Com a medida, a secretária Temyllis Lima da Silva deverá interromper qualquer pagamento relacionado à desapropriação até que o mérito do caso seja julgado pelo tribunal. O TCE estabeleceu ainda que, em caso de descumprimento da determinação, poderá ser aplicada multa diária de R$ 2 mil.


Além disso, a Corte de Contas deu prazo de 48 horas para que a gestora encaminhe toda a documentação do processo, incluindo os critérios adotados na avaliação do imóvel e justificativas para o valor estabelecido na desapropriação.


De acordo com o relatório técnico, a área possui aproximadamente 75,5 hectares, com valor médio estimado em cerca de R$ 300 mil por hectare. No entanto, o tribunal informou que não encontrou elementos suficientes que comprovem a compatibilidade do preço com os valores praticados no mercado.

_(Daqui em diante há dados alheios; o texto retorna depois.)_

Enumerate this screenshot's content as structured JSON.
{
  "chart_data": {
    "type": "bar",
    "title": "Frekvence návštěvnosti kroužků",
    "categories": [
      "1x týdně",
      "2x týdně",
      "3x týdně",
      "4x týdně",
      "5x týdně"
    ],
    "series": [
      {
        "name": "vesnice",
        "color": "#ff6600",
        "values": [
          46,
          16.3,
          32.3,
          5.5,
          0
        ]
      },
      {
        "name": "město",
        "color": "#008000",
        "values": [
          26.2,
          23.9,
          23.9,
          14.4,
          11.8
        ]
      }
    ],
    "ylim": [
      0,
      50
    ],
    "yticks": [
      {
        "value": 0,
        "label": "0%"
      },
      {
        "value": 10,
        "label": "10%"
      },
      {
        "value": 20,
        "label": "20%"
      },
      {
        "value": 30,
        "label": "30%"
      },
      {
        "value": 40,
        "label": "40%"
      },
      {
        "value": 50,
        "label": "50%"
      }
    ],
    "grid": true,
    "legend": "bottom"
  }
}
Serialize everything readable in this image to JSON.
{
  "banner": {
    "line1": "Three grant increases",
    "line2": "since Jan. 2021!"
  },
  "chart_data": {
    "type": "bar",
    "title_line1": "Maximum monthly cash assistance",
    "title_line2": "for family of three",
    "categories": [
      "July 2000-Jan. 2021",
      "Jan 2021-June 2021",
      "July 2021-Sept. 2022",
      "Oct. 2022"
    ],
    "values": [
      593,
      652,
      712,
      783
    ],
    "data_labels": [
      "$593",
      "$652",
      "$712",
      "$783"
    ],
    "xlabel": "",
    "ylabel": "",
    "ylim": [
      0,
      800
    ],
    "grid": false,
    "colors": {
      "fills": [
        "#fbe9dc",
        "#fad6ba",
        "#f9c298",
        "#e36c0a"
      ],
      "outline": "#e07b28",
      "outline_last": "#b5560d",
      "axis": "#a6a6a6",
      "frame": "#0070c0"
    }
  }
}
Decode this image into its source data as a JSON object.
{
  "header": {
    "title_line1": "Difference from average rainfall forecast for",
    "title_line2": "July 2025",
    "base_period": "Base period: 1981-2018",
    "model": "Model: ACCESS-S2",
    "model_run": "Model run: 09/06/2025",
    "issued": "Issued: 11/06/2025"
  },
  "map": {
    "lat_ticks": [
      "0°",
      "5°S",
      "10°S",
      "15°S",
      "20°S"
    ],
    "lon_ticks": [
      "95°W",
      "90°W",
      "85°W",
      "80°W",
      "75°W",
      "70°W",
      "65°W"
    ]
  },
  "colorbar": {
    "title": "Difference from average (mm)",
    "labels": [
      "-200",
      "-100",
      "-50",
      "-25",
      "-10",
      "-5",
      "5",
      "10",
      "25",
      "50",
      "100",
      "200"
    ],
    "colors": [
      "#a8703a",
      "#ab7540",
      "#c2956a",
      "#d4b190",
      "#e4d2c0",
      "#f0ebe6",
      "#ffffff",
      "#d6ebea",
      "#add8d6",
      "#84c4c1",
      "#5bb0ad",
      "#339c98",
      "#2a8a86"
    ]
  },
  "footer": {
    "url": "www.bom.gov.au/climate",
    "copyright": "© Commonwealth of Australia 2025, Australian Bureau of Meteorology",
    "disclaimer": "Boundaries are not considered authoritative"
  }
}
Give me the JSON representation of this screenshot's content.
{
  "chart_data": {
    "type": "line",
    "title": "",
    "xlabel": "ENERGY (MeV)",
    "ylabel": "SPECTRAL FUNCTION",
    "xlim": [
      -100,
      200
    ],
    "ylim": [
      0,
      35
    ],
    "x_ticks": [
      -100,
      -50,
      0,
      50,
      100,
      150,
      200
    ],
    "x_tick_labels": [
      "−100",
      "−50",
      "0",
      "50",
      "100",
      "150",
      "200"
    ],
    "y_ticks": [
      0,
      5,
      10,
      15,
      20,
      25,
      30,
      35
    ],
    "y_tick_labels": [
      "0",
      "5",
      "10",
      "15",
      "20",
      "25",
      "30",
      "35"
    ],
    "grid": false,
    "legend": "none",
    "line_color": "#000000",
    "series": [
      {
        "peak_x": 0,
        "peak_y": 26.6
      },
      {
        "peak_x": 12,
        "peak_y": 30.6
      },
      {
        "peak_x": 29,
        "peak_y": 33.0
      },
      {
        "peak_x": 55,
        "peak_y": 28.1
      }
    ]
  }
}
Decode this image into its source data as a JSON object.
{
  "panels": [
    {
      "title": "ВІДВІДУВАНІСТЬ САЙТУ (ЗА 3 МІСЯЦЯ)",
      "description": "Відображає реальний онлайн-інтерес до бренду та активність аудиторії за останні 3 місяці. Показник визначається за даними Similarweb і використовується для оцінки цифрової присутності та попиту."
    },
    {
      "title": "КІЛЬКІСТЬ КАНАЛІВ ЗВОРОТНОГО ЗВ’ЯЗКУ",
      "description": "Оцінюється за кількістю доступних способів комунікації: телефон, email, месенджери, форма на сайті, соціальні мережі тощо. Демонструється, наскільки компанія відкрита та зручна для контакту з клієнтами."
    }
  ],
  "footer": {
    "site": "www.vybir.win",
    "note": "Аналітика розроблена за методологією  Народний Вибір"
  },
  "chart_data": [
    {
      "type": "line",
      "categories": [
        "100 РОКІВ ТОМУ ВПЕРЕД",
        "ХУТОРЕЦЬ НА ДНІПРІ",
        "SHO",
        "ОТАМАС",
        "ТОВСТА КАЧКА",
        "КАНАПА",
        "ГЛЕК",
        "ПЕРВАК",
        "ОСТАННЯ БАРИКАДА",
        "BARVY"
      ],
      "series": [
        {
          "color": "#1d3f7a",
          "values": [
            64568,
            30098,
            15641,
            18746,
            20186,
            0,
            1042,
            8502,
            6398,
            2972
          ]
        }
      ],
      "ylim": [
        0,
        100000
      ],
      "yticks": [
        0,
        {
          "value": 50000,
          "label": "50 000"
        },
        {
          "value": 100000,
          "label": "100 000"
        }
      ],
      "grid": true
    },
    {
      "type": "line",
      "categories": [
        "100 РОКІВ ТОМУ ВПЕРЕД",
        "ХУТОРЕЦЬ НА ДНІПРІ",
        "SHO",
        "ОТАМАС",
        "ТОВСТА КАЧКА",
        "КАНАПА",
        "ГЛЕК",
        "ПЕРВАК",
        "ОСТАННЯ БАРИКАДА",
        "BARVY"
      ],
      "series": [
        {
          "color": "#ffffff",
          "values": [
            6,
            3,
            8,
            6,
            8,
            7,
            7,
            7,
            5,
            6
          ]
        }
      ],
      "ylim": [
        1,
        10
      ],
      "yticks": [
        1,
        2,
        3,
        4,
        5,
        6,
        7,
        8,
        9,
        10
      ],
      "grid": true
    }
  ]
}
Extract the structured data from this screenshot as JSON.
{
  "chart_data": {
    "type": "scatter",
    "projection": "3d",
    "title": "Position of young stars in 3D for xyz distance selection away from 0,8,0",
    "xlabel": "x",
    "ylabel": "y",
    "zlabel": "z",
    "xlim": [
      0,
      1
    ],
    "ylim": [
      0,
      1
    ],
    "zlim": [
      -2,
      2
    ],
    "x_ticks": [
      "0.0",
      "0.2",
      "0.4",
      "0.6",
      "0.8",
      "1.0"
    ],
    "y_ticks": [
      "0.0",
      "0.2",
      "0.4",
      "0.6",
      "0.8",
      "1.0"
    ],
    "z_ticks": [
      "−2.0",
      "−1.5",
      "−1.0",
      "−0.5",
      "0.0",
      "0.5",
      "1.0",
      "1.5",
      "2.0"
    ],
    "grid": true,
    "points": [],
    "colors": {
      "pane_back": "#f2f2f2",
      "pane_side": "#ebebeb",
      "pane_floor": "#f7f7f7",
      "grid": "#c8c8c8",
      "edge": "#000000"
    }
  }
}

A análise também apontou ausência de informações no sistema LICON e restrições de acesso ao processo administrativo, dificultando a fiscalização e o acompanhamento do procedimento. Outro ponto levantado foi o fato de a declaração de utilidade pública e a formalização do processo terem ocorrido no mesmo dia, por meio de edição extraordinária do Diário Oficial do Estado.


A relatora destacou ainda o risco de dano ao erário, considerando que o pagamento estava previsto em parcelas mensais, com início programado para o fim de março. O tribunal também apontou falta de detalhamento sobre o empreendimento, descrito de forma genérica como um “complexo multifuncional”, sem explicações mais claras sobre o projeto.


Outro fator citado pelo TCE é que a aquisição pode exigir investimentos adicionais em infraestrutura e serviços, sem comprovação de planejamento técnico ou previsão orçamentária.


A decisão foi tomada em caráter de urgência e ainda será submetida ao plenário do TCE-AC. O processo segue em tramitação e foi encaminhado ao Ministério Público de Contas para manifestação. Até a deliberação final, permanecem suspensos quaisquer pagamentos relacionados à desapropriação.